I can think of loads of situations over the years where audit staff thought something did not make sense and they asked a question that they thought reflected poorly on them since they thought it indicated a lack of knowledge, only to find their observation uncovered a significant problem.  I was consulting on an IPO and the CEO, who had his doctorate in engineering plotted certain items on the P & L only to find the graph of one of the amounts did not make sense.  The result was “counter intuitive” in his words.  Well, guess what – in the last draft, someone had dropped the brackets around a rather large expense and proofreaders had failed to pick up the error.

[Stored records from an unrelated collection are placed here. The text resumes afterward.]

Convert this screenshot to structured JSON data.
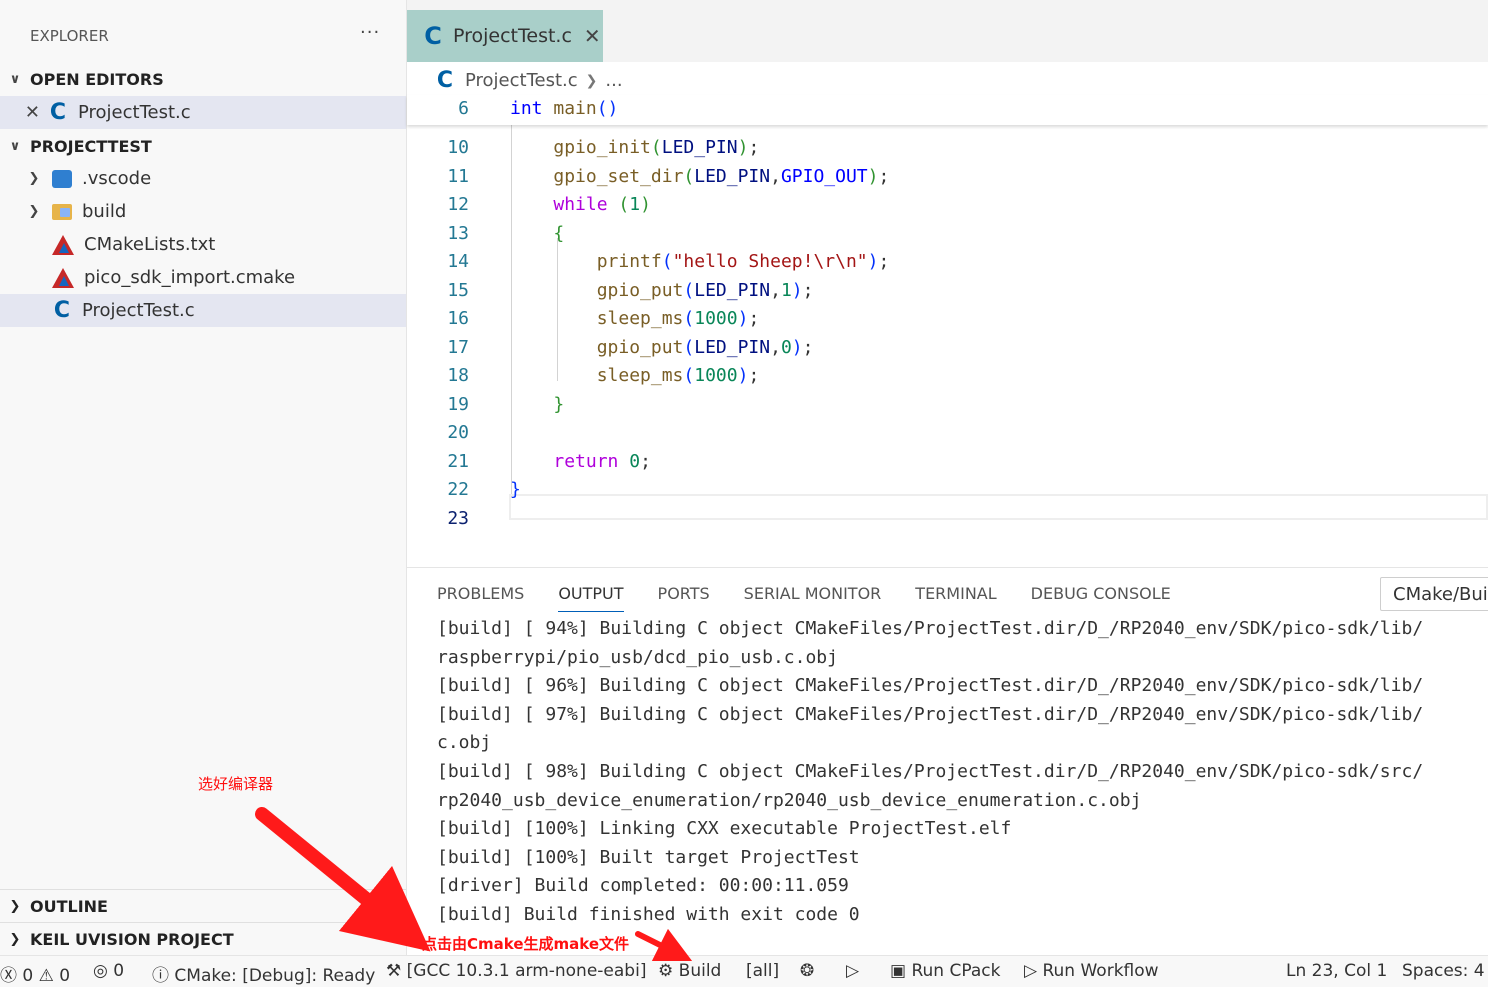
{
  "sidebar": {
    "title": "EXPLORER",
    "more": "···",
    "open_editors": {
      "header": "OPEN EDITORS",
      "items": [
        {
          "label": "ProjectTest.c"
        }
      ]
    },
    "project": {
      "header": "PROJECTTEST",
      "items": [
        {
          "label": ".vscode",
          "icon": "vscode-folder-icon"
        },
        {
          "label": "build",
          "icon": "folder-icon"
        },
        {
          "label": "CMakeLists.txt",
          "icon": "cmake-icon"
        },
        {
          "label": "pico_sdk_import.cmake",
          "icon": "cmake-icon"
        },
        {
          "label": "ProjectTest.c",
          "icon": "c-file-icon"
        }
      ]
    },
    "outline": "OUTLINE",
    "keil": "KEIL UVISION PROJECT"
  },
  "tab": {
    "label": "ProjectTest.c"
  },
  "breadcrumb": {
    "file": "ProjectTest.c",
    "rest": "..."
  },
  "code": {
    "sticky": {
      "line": "6"
    },
    "line_numbers": [
      "10",
      "11",
      "12",
      "13",
      "14",
      "15",
      "16",
      "17",
      "18",
      "19",
      "20",
      "21",
      "22",
      "23"
    ],
    "current_line": "23"
  },
  "panel": {
    "tabs": [
      "PROBLEMS",
      "OUTPUT",
      "PORTS",
      "SERIAL MONITOR",
      "TERMINAL",
      "DEBUG CONSOLE"
    ],
    "active_tab": "OUTPUT",
    "channel": "CMake/Build",
    "output": [
      "[build] [ 94%] Building C object CMakeFiles/ProjectTest.dir/D_/RP2040_env/SDK/pico-sdk/lib/",
      "raspberrypi/pio_usb/dcd_pio_usb.c.obj",
      "[build] [ 96%] Building C object CMakeFiles/ProjectTest.dir/D_/RP2040_env/SDK/pico-sdk/lib/",
      "[build] [ 97%] Building C object CMakeFiles/ProjectTest.dir/D_/RP2040_env/SDK/pico-sdk/lib/",
      "c.obj",
      "[build] [ 98%] Building C object CMakeFiles/ProjectTest.dir/D_/RP2040_env/SDK/pico-sdk/src/",
      "rp2040_usb_device_enumeration/rp2040_usb_device_enumeration.c.obj",
      "[build] [100%] Linking CXX executable ProjectTest.elf",
      "[build] [100%] Built target ProjectTest",
      "[driver] Build completed: 00:00:11.059",
      "[build] Build finished with exit code 0"
    ]
  },
  "status": {
    "errors": "0",
    "warnings": "0",
    "ports": "0",
    "cmake": "CMake: [Debug]: Ready",
    "kit": "[GCC 10.3.1 arm-none-eabi]",
    "build": "Build",
    "target": "[all]",
    "cpack": "Run CPack",
    "workflow": "Run Workflow",
    "position": "Ln 23, Col 1",
    "spaces": "Spaces: 4"
  },
  "annotations": {
    "select_compiler": "选好编译器",
    "click_build": "点击由Cmake生成make文件",
    "color": "#ff1010"
  }
}
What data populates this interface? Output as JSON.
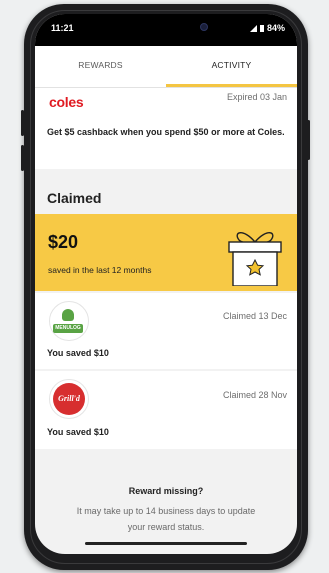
{
  "status_bar": {
    "time": "11:21",
    "battery": "84%"
  },
  "tabs": [
    {
      "label": "REWARDS",
      "active": false
    },
    {
      "label": "ACTIVITY",
      "active": true
    }
  ],
  "expired_offer": {
    "brand": "coles",
    "status": "Expired 03 Jan",
    "description": "Get $5 cashback when you spend $50 or more at Coles."
  },
  "claimed": {
    "section_title": "Claimed",
    "total_saved": "$20",
    "total_saved_note": "saved in the last 12 months",
    "items": [
      {
        "brand": "MENULOG",
        "status": "Claimed 13 Dec",
        "saved": "You saved $10"
      },
      {
        "brand": "Grill'd",
        "status": "Claimed 28 Nov",
        "saved": "You saved $10"
      }
    ]
  },
  "reward_missing": {
    "title": "Reward missing?",
    "body": "It may take up to 14 business days to update your reward status."
  },
  "colors": {
    "accent": "#f7c945",
    "coles_red": "#e01a22",
    "menulog_green": "#59a344",
    "grilld_red": "#d72e2f"
  }
}
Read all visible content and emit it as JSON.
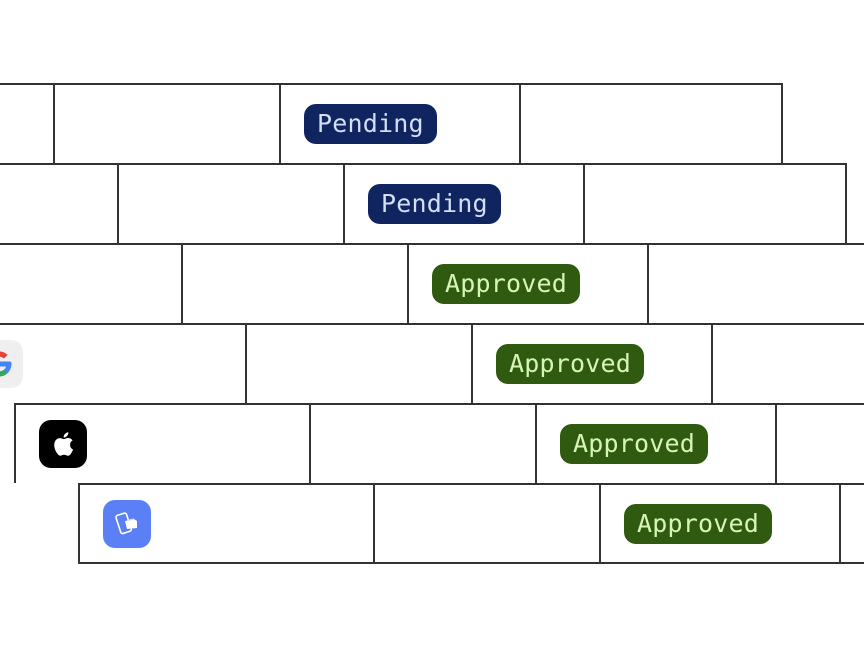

But, what prompts raising this subject now?  Well, I recently had a meeting with a new client who had a term sheet they were considering signing.  I asked a few basic questions and then the obvious one – did they know the terms of the deal?  The two owners looked at me in a sheepish way and admitted they relied heavily on their attorney.  The deal had a participating preferred and also indicated it would contain “standard” antidilution provisions.  While not always bad, these are red flags to professional advisors.  We decided to call the attorney for clarification and while one provision was fine, the other was definitely not what they thought.  We managed to get it changed and the deal went on.  The entrepreneurs conceded they had talked to some fellow owners who admitted they, too, had relied on legal advice for deal terms.  I had heard of this before, but this was my first live encounter.

So, please keep in mind that if something does not seem right, ask to get clarification.  I cringe when I think of the trouble entrepreneurs have gotten into by abandoning this basic instinct.  A clarification trumps a giant “oops” every time.  Good luck.